Mr Al Salloom said that foreign statistics show that women comprise a third of the addicted population, but numbers may be different in this region.
Mr Al Alawi added that the Taafi facility in Hidd can treat up to 40 individuals at a time.
“All of the patients’ needs are satisfied and they go through a three-month programme for free. It costs the association BD10,000 a month to treat the 40 people.”
The drug recovery expert said that despite the high cost the same services should be extended to women following his project’s success.
Ms Al Naar said the new centre could face challenges, such as the varying needs between men and women.
“The centre would require an all-female medical team,” she said.
Meanwhile, Mr Al Salloom said the core problem needed to be addressed: How do men and women become addicted in the first place.

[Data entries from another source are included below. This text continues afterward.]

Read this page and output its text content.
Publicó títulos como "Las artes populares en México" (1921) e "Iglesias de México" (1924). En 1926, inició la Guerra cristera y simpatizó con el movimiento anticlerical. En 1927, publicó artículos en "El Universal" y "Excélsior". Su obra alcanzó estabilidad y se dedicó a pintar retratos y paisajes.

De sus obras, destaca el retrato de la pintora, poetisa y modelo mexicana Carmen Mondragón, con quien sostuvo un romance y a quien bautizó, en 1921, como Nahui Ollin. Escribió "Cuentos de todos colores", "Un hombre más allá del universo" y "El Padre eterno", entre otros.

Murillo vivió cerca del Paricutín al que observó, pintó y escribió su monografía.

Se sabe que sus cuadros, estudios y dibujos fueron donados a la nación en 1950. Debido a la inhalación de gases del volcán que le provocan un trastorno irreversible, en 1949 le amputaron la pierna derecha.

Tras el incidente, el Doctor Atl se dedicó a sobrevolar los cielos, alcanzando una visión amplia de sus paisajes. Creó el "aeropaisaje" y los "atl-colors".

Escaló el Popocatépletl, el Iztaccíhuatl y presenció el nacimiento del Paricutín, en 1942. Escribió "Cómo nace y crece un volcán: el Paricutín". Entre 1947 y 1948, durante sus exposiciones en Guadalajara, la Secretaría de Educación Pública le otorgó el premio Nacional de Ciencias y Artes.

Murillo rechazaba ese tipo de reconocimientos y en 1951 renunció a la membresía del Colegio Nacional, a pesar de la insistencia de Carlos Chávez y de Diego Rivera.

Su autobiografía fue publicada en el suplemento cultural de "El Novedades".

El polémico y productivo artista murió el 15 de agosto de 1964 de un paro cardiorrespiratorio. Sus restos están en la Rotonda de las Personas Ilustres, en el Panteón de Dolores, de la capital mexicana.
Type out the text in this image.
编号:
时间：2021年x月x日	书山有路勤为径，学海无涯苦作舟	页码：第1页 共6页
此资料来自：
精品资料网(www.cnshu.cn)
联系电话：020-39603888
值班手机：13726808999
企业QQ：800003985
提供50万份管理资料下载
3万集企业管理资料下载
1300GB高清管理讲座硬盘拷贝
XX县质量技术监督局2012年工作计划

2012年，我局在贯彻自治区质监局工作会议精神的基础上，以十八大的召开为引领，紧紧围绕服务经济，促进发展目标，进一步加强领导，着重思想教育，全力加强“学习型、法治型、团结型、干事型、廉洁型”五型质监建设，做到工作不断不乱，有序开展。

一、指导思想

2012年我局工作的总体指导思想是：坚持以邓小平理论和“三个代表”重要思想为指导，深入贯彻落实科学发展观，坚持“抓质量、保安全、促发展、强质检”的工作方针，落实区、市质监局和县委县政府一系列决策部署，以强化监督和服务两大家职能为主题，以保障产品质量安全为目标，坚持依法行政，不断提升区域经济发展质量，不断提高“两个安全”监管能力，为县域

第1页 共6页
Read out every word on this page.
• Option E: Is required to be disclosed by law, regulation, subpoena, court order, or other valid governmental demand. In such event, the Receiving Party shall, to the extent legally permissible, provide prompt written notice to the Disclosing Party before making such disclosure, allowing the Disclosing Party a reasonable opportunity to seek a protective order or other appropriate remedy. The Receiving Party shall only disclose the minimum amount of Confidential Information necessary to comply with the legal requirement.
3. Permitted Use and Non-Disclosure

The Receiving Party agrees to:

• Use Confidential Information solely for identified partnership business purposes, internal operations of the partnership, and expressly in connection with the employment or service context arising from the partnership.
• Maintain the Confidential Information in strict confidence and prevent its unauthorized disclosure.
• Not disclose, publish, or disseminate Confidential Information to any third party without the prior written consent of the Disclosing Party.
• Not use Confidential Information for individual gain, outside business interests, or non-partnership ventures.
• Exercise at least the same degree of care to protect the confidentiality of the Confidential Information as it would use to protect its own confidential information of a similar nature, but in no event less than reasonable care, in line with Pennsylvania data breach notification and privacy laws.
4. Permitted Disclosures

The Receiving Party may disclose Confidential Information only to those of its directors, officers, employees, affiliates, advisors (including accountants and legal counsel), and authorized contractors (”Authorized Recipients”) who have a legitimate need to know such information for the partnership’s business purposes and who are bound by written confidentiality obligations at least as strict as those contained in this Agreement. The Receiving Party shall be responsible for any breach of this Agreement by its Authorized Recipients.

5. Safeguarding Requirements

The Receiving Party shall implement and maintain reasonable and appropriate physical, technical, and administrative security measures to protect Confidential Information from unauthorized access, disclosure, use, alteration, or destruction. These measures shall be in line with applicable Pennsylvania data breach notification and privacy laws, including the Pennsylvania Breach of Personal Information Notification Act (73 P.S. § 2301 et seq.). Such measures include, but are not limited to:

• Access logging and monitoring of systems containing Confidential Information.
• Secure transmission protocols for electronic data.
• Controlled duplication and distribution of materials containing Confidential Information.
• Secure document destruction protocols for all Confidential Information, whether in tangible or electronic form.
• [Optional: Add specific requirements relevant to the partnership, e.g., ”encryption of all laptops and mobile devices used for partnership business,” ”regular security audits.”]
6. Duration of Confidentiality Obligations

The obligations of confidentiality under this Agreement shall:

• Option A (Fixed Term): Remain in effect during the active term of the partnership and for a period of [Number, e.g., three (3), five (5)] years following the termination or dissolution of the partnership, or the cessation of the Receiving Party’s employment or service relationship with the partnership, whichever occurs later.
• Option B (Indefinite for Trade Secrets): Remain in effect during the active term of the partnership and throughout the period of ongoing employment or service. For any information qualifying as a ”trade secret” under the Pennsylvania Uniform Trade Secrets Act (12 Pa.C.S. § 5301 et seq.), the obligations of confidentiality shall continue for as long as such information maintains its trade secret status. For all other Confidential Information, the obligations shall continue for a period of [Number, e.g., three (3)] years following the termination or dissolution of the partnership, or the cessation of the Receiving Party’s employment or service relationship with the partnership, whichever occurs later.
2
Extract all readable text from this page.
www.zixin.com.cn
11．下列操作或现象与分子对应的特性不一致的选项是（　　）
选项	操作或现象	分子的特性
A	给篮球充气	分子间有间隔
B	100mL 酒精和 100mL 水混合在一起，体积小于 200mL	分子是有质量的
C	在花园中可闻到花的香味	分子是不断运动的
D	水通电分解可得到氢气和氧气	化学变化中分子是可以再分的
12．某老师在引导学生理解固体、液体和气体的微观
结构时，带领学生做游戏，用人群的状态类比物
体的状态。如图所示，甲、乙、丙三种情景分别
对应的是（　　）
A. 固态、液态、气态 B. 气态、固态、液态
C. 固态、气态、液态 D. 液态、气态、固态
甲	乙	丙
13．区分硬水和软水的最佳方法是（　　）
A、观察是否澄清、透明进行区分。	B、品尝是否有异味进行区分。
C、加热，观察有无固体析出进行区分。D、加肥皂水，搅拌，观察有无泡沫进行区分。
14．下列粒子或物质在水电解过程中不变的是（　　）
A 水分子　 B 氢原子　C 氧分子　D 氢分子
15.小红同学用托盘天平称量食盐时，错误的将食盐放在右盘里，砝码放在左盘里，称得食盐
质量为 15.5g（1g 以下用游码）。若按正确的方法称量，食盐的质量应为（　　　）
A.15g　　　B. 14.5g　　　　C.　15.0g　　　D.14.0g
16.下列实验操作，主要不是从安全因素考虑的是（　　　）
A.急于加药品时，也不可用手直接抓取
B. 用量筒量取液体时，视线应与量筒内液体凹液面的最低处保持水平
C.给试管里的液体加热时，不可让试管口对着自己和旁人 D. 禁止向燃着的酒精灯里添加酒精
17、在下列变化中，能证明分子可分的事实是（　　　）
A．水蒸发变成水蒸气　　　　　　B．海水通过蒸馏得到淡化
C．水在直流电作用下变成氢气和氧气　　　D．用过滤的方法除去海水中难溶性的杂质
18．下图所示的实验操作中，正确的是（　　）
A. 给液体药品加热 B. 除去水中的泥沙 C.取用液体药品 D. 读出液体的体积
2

In 2021, Bahrain launched the second edition of the National Plan to Combat Narcotics and Psychotropic Substances to contribute to the success of the first edition launched in 2015.
The GDN earlier this year quoted official statistics as revealing that 408 drug dealers were arrested in 2019, which dropped to 284 and 224 in 2020 and 2021.
A total of 1,429 drug users were arrested in 2019, while 591 and 952 were caught in 2020 and 2021.
Meanwhile, 1,547 drugs cases were reported in 2019, followed by 729 in 2020 and 1,049 in 2021.